We calculated those three separate scores for each city as follows. First, we ranked each city according to the metrics included in each score. Then, we averaged the rankings across each of the three categories. For each category, the city with the best average ranking scored a 100, while the city with the worst average ranking scored a zero.
Finally, for each city we averaged those three scores. The best cities for new college grads were the ones that rated the best on average across the three categories.
Data on unemployment for bachelor’s degree holders comes from the U.S. Census Bureau’s 2014 American Communities Survey, as does data on the median income for college graduates, the median rent and the percentage of the population age 20-29. Data on overall unemployment rates comes from the Bureau of Labor Statistics.

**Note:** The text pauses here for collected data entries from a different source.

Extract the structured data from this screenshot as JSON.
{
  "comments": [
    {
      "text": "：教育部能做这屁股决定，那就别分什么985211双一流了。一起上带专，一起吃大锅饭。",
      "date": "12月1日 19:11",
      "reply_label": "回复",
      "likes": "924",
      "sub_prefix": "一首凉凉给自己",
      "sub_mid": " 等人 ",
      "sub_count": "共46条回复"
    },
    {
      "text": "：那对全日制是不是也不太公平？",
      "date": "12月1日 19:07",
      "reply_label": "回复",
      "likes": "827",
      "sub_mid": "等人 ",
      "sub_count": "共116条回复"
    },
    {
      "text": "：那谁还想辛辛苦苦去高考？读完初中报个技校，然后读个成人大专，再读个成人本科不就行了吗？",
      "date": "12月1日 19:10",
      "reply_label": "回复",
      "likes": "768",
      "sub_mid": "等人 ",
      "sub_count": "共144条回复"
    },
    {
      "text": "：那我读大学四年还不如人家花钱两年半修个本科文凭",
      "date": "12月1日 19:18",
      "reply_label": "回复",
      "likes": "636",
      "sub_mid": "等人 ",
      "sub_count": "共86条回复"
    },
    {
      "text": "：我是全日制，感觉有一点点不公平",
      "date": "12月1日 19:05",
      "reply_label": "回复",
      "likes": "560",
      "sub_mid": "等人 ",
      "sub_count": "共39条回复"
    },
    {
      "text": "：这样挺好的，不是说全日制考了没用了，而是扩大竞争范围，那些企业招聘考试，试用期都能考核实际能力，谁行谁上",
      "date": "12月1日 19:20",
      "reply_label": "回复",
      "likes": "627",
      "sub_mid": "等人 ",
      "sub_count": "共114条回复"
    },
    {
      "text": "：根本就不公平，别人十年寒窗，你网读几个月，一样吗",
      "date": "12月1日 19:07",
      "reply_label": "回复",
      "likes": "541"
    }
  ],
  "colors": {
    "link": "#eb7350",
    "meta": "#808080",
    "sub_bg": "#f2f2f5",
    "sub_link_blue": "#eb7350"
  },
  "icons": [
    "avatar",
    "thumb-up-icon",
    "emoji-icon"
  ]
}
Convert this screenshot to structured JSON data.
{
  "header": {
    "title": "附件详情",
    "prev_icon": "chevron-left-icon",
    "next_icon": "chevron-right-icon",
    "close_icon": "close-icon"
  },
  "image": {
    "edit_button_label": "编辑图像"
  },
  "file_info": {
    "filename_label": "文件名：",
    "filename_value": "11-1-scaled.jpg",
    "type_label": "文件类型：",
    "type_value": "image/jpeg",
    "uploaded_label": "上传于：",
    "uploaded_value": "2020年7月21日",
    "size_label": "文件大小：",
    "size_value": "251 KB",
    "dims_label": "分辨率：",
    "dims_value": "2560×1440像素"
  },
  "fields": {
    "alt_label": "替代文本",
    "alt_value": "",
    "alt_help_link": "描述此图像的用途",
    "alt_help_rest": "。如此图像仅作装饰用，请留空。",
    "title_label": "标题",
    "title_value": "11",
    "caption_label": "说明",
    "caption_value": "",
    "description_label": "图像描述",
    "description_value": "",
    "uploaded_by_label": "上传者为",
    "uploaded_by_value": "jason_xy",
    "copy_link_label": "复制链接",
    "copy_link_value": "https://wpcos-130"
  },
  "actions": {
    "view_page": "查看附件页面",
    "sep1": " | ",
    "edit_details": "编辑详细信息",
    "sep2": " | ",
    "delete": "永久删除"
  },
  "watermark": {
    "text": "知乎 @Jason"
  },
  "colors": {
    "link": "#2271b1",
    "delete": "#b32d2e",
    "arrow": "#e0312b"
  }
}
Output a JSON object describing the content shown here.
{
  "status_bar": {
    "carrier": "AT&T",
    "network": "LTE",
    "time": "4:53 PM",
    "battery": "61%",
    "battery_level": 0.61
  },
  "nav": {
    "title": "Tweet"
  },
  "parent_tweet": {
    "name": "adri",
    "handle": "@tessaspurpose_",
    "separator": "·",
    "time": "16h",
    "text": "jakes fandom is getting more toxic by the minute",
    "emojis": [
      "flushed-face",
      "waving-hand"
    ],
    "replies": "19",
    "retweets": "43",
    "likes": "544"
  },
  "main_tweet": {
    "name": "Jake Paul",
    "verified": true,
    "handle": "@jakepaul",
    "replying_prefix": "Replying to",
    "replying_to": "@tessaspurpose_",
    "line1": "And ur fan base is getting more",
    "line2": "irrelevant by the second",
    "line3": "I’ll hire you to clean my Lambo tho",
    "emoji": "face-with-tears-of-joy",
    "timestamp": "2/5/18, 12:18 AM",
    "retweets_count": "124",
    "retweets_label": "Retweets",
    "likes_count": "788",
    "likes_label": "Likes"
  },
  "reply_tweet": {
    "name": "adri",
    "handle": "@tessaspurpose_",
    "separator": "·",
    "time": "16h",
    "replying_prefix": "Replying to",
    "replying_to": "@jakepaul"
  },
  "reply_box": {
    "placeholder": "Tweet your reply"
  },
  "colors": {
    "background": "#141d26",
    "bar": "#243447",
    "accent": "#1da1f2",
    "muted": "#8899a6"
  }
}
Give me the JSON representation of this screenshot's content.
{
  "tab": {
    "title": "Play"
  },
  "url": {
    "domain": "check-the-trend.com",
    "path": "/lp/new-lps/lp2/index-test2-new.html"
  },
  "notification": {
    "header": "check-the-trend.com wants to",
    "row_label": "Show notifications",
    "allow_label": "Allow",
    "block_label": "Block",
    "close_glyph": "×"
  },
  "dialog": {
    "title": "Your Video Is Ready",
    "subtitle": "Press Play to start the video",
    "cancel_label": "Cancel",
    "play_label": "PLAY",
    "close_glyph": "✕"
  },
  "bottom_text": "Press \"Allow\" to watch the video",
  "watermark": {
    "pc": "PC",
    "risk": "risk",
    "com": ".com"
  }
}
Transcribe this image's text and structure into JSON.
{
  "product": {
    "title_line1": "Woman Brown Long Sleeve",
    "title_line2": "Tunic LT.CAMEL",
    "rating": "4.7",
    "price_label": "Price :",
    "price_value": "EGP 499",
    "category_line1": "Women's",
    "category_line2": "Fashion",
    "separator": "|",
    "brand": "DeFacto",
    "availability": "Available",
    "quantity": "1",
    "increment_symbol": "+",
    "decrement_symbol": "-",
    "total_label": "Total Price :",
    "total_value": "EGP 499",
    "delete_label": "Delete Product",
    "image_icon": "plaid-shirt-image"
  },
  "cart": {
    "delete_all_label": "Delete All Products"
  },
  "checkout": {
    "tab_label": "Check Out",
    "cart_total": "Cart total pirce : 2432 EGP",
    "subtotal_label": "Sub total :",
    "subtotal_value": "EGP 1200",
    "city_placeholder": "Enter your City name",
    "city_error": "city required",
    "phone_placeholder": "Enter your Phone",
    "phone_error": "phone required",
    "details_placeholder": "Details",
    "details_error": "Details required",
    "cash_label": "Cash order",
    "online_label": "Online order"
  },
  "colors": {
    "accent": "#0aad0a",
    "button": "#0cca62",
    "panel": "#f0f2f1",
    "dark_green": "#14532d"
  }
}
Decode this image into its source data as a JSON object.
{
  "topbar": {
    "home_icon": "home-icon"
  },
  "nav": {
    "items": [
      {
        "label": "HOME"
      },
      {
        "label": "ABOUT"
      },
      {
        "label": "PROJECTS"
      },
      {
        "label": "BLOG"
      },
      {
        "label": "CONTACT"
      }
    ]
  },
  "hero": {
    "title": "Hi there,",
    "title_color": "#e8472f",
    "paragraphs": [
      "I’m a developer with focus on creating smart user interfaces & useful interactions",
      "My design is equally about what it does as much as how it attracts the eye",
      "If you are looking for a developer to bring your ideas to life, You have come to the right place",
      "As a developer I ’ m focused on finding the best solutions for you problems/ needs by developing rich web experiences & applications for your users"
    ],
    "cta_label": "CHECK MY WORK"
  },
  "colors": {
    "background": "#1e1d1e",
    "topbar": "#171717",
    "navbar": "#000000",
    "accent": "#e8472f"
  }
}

Data on the cost of living comes from the M.I.T. Living Wage Calculator. Data on the concentration of dining and entertainment establishments comes from the U.S. Census Bureau’s Zip Code Business Patterns survey.
Data on the number of Indeed.com job openings for college graduates was collected through the Indeed API, and is as of April 2016. Data on average Yelp scores for bars and restaurants was collected through the Yelp API.